If I remember correctly, I first met Otani at Tri Gallery Ochanomizu in Tokyo. I continued to follow his shows at other galleries and, for the past four years or so, have been showing his works at my gallery as well. One of the details from our early conversations that left a particular impression on me was the fact that he used to assist Yoshitomo Nara with the production of his ceramic works. It’s true that Otani’s works have something in common with Nara’s. In a sense, they both have artistic themes once removed from the conservative, mainstream themes of western art. Perhaps they are not unlike Gauguin or Henri Rousseau; it is as though they create in order to answer the question existing at the core of art, that is, why we create and appreciate art in the first place.
In the past few years, however, Otani Workshop has started to push Shigeru Otani (his real name) the ceramicist to the foreground, and I have repeatedly been asking him whether that is really how it should be. Likewise, when I first saw his installation plan for this show, the presentation seemed to scream, “Please see my ceramic works!” So I got serious and pressed him on this matter.
“Why don’t you retire your artist name, Otani Workshop, and start working as ceramicist Shigeru Otani? It’s like (the Japanese television celebrity) Tamori going back to being Kazuyoshi Morita to do more serious work after becoming popular, so if you want to be Shigeru Otani, be my guest. But I, for one, don’t like this lukewarm attitude of yours, this lack of responsibility toward your artist name.
Mr. has also gone through a similar phase in the past, saying that he wanted to work under his real name. At the time, I told him, ‘Fool! You took on your artist name with such a half-baked resolve?’
Of course, I have no problem with Otani Workshop shifting focus on ceramics and going as Shigeru Otani. But you should really think long and hard, as that means going forward, you will be someone working in the genre of ceramics.”
Following our conversation, Otani came back to me with a new installation plan, emphatically declaring that he will live out his life under the artist name Otani Workshop.
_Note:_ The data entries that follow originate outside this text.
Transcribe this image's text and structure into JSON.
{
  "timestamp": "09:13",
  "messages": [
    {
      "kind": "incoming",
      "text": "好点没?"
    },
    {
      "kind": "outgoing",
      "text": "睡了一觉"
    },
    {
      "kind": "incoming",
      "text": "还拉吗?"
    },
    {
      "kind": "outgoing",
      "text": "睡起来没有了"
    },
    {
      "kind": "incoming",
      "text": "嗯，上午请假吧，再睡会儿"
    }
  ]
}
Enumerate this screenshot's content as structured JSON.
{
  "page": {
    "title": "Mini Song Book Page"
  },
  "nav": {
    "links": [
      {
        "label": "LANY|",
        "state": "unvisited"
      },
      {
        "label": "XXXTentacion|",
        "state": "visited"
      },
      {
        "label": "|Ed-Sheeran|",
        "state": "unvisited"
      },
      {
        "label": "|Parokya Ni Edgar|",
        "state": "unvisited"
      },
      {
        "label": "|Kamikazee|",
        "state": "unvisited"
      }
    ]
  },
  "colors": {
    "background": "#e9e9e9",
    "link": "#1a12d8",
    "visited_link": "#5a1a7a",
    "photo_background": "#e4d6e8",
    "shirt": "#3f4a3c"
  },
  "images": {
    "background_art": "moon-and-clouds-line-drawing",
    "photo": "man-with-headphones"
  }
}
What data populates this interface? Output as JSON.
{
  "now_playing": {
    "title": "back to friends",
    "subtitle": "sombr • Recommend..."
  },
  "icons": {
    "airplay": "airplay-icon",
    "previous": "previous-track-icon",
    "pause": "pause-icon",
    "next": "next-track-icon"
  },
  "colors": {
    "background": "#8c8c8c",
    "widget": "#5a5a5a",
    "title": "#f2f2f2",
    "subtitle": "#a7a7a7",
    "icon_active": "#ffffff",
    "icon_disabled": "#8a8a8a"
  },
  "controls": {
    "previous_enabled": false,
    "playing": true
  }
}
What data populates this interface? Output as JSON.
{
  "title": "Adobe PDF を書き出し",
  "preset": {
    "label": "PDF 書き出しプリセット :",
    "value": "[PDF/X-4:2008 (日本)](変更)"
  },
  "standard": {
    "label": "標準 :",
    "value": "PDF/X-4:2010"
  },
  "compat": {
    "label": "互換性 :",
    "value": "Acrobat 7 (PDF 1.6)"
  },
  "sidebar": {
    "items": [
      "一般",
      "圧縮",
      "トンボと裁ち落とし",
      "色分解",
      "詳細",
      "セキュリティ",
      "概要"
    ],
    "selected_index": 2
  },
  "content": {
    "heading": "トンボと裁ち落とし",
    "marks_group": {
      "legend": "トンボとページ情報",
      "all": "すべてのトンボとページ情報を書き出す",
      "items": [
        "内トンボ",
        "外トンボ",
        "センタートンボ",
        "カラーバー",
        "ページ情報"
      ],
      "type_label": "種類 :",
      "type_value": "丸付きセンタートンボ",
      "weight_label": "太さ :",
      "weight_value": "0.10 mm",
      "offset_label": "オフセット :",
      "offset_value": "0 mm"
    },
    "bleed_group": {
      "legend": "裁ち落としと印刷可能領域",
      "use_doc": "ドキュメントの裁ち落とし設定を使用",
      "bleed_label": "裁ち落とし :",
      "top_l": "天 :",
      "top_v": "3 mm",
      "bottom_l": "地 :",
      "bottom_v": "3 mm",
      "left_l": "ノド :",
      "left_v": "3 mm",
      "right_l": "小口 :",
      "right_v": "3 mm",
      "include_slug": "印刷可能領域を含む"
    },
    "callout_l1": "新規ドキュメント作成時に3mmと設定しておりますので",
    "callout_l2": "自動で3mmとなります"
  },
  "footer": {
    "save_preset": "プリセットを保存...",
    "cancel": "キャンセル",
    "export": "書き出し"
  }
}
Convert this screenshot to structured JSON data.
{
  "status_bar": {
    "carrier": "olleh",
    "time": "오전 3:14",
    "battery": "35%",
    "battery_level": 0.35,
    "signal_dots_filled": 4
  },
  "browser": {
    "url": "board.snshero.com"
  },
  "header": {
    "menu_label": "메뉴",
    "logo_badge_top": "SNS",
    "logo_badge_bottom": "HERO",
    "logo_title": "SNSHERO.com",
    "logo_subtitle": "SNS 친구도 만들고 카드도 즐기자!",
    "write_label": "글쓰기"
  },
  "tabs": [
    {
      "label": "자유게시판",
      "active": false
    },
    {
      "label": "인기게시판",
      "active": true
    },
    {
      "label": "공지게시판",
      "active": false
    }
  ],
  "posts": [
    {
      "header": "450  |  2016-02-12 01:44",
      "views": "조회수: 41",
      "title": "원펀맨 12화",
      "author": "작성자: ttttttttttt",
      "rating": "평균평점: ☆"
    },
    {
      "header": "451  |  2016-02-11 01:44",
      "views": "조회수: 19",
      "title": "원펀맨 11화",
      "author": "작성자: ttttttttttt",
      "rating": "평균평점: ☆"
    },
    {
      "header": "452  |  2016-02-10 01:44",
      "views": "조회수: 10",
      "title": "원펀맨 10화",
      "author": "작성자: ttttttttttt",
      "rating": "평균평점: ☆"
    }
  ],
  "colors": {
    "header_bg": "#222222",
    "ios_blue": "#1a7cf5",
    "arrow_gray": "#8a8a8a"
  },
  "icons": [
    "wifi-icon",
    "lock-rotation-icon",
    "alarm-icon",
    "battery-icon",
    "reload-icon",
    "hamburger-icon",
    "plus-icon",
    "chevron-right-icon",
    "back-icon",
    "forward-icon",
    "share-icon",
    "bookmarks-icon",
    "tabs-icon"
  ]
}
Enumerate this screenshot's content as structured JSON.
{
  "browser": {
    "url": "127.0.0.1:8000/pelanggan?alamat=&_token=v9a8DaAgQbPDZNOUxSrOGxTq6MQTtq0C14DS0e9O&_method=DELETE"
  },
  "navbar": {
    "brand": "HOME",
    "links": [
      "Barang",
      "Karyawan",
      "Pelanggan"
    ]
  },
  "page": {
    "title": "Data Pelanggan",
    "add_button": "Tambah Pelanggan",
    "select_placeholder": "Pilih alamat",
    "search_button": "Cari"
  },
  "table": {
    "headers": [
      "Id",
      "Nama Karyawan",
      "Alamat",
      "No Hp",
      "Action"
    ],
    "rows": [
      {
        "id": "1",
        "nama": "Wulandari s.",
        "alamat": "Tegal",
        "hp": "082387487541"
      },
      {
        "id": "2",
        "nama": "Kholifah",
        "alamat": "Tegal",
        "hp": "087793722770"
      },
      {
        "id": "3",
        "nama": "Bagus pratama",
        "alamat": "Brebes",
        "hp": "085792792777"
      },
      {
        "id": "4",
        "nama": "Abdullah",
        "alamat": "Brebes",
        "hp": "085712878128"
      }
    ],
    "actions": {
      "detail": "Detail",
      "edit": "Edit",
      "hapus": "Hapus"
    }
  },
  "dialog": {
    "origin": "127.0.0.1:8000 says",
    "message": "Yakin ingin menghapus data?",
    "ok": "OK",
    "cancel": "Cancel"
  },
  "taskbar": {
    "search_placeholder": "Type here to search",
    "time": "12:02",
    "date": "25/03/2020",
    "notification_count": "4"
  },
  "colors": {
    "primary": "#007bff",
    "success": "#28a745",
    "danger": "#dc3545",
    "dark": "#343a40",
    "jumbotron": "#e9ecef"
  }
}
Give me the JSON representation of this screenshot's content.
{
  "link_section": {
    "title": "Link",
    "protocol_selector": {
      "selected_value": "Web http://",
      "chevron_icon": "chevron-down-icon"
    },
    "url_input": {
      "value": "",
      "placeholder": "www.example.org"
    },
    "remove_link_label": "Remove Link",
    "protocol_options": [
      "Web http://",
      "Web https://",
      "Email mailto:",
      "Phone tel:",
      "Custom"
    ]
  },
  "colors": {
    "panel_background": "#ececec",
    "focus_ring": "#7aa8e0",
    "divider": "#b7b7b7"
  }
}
So I looked at the new plan and… Well, it certainly didn’t look like a show of a ceramicist, what with its cheerful feel. I responded with a question, however: Would this really works, as it feels a bit superficial?
I then told him the following: “The best among your new works for this show is the one that looks similar to Nara’s ceramic works. I’m sure Nara was creating his ceramic works by sapping the vital blood of the young ceramicists, like your self, assisting him at the Ceramic Cultural Park—that is to say, the fact that your work looks similar to his doesn’t necessarily mean it’s a simple imitation. You should be rest assured. I really think you should go in the direction that is working, objectively speaking.”
To this, Otani responded: “When I contemplated my work in relation to the artist name, I wondered what the most essential thing might be to me, and something my high school sculpture teacher had told me came to my mind. The work that supposedly looks similar to Nara’s is the one I created while thinking about what he said, what seemed crucial to me now.
I felt that I had to revisit and contemplate my artist name, ‘Workshop,’ and my primordial artistic desire, even if my work end up looking like someone else’s. And the work I made following that feeling was that piece, more of a sculpture than ceramics…”
I thought this was a really good reaction.
So the title of his show has been decided: When I Was Seventeen, I Learned About Giacometti From My Art Teacher and Became Drawn to Sculpture—and So I Make Sculptures Now.
Treading the boundary of ceramics, sculpture, and craft, he may look like an ambiguous amateur, but to stake out and maintain his place on that boundary requires a certain mental preparation on his part. I believe his determination comes through this show.
I hope you will enjoy—I am myself very much looking forward to it.